15 Kasım 2019 Cuma

Kütüphaneci - Logan Belle ve Yarım Bırakılan Kitap: Kütüphaneci - Judith Kuckart




Kitap Adı: Kütüphaneci
Yazar: Logan Belle
Çevirmen: Beril Tüccarbaşıoğlu Uğur
Yayınevi: Artemis Yayınları
Orijinal Adı: The Librarian
Basım: Mart 2013
Sayfa Sayısı:325

"Regina kendini bildi bileli içinde taşığı o hissi düşündü: Korku. Doğru şeyi yapmazsa olacaklardan duyduğu korku. Oyunu güvenli oynamazsa. Ve sonra başka bir korkuya kapıldı. Bunu özellikle son zamanlarda sıkça hissediyordu. Hayat onun yanından akıp geçiyordu. O hep dışarıdan bakan oluyordu."

Geçtiğimiz yıllarda okuduğum bir kitabın geç yorumuyla geldim. Bilgisayarımın klavyesinin bozuk olması, taşınma ve yerleşme telaşı, iş durumu derken blogdan epey uzak kaldığımın farkındayım. Ve hiçbir sosyal medya hesabını burası kadar benimseyemiyorum. 
O yüzden söz verip baskı altında kalmadan dilediğimce yazmaya aynı şekilde devam edeceğim. 
Arada taslaklarımın tozunu alıp fî tarihinden kalma yazılar paylaşabilirim, anlayışınıza sığınıyorum :p 
Sararmış çeyiz sandığından mı çıkardın bunları, miras mı kaldı gibi incitici şeyler söylemeyeceğinizi umuyorum. :) Gereksiz kamu spotundan sonra yorumuma geçebilirim. 
(Not: Yukarıdaki girişi taslaktaki bu yazıyı düzenlemeye karar vermişken yazmıştım. İki seneye yakın bir zaman olmuş. :p )


Kütüphaneci kitabı kötü bir tesadüfe uğramış kitaplardan biri. 
Aynı dönemde (2013) hem Artemis Yayınları hem Epsilon, Kütüphaneci adında bir kitap çıkarmıştı. Talihsiz bir olay bu, hem kitap açısından hem yayın evleri açısından.
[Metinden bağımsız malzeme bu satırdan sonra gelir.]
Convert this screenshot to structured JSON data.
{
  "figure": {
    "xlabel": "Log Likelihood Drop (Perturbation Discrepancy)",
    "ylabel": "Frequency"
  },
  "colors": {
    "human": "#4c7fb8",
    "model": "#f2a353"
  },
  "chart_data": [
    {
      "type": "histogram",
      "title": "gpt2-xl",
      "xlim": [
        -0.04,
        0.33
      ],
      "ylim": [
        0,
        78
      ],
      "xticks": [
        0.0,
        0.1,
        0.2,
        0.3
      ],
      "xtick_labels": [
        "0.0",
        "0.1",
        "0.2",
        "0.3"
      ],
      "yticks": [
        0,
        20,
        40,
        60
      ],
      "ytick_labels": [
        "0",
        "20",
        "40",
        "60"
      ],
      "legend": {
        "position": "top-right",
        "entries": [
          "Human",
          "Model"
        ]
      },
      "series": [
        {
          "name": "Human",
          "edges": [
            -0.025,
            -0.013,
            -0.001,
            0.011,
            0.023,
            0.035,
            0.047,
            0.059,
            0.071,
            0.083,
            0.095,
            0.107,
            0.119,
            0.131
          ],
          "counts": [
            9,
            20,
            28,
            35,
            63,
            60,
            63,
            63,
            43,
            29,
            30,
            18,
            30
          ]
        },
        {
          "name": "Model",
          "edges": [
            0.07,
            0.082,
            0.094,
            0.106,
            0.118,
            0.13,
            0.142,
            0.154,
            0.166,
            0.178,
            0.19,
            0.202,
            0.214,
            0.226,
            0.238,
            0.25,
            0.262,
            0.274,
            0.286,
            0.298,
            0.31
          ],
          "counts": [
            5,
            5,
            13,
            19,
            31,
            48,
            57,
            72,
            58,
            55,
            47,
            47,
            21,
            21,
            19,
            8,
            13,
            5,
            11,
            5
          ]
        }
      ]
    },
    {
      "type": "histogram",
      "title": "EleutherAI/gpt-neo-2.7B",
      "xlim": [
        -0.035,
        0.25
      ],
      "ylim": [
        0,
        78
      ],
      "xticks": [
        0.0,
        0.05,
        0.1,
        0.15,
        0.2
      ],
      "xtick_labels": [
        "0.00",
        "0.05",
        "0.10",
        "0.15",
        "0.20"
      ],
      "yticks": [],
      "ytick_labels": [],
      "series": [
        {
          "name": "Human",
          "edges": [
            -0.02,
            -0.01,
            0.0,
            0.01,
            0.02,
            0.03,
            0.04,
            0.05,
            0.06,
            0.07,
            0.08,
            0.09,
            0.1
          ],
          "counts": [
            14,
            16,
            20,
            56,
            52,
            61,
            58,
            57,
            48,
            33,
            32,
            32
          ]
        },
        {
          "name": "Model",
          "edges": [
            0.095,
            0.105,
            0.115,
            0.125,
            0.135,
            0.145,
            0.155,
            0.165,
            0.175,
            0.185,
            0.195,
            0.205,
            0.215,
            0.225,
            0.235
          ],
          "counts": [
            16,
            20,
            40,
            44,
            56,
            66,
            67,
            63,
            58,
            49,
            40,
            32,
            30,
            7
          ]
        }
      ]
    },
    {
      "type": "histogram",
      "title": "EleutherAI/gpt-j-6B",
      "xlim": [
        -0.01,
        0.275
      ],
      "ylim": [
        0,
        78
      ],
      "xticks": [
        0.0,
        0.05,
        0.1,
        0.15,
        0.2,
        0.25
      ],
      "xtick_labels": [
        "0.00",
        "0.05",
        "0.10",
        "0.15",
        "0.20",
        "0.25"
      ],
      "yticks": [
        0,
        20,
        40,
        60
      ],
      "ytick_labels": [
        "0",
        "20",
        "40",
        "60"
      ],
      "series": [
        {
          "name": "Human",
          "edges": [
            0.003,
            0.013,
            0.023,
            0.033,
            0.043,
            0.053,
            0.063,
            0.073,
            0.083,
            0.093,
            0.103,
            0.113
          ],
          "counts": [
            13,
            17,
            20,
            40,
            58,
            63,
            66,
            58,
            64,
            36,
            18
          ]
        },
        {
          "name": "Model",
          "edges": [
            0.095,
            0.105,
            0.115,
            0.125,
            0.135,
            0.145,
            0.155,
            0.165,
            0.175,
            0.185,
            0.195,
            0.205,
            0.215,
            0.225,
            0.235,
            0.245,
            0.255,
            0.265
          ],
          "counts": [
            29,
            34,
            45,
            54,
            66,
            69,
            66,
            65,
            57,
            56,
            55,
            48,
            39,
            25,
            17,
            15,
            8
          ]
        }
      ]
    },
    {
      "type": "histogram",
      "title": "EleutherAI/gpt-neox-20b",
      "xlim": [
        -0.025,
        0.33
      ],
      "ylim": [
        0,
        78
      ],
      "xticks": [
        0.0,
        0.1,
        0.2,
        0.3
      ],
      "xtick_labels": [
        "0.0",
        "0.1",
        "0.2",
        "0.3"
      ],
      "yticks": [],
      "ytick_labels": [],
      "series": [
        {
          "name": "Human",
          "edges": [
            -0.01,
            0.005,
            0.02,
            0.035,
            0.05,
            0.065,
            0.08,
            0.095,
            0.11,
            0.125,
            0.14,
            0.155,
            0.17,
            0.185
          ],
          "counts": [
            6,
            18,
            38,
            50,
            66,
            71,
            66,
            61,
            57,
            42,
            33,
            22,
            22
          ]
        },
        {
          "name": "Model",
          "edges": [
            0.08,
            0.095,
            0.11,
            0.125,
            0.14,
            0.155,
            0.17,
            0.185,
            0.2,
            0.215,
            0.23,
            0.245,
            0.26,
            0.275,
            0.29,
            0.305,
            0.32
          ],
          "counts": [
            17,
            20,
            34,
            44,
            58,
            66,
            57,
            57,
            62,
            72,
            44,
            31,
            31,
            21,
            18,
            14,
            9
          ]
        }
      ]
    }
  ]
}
Ben de bu yazıda sonuna kadar okumuş olduğum için ağırlık Artemis'te olmak üzere bu iki Kütüphaneci kitabından bahsedeceğim. Hayır, Kütüphaneciler haftasına özel bir yazı falan değil. :)



Öncelikle kısaca Epsilon'dan çıkan Kütüphaneci - Judith Kuckart'tan bahsedeyim. Kitabı yarım bırakmış olduğum için epey kısa olacak zaten. :p
Yazarı sanırım 2016'da Tüyap'a davet edilmiş, adından söz ettiren Alman bir yazarmış. Benim pek bilgi sahibi olduğum bir yazar değil. Maalesef, kendisi konusunda cahilim. İki kitap arka arkaya çıkınca karşılaştırılabilir diye almıştım merak ederek. Seneler oluyor. 
Kitapları da arka arkaya okumaya karar vermiştim. 


Artemis'in korkunç kapağının yanında Epsilon'un kapağı çok daha hoş. Kesinlikle!
Ben ayrıca kitabın yabancı kapakları olan resimdeki ilk ve üçüncü kapağı da çok beğendim. 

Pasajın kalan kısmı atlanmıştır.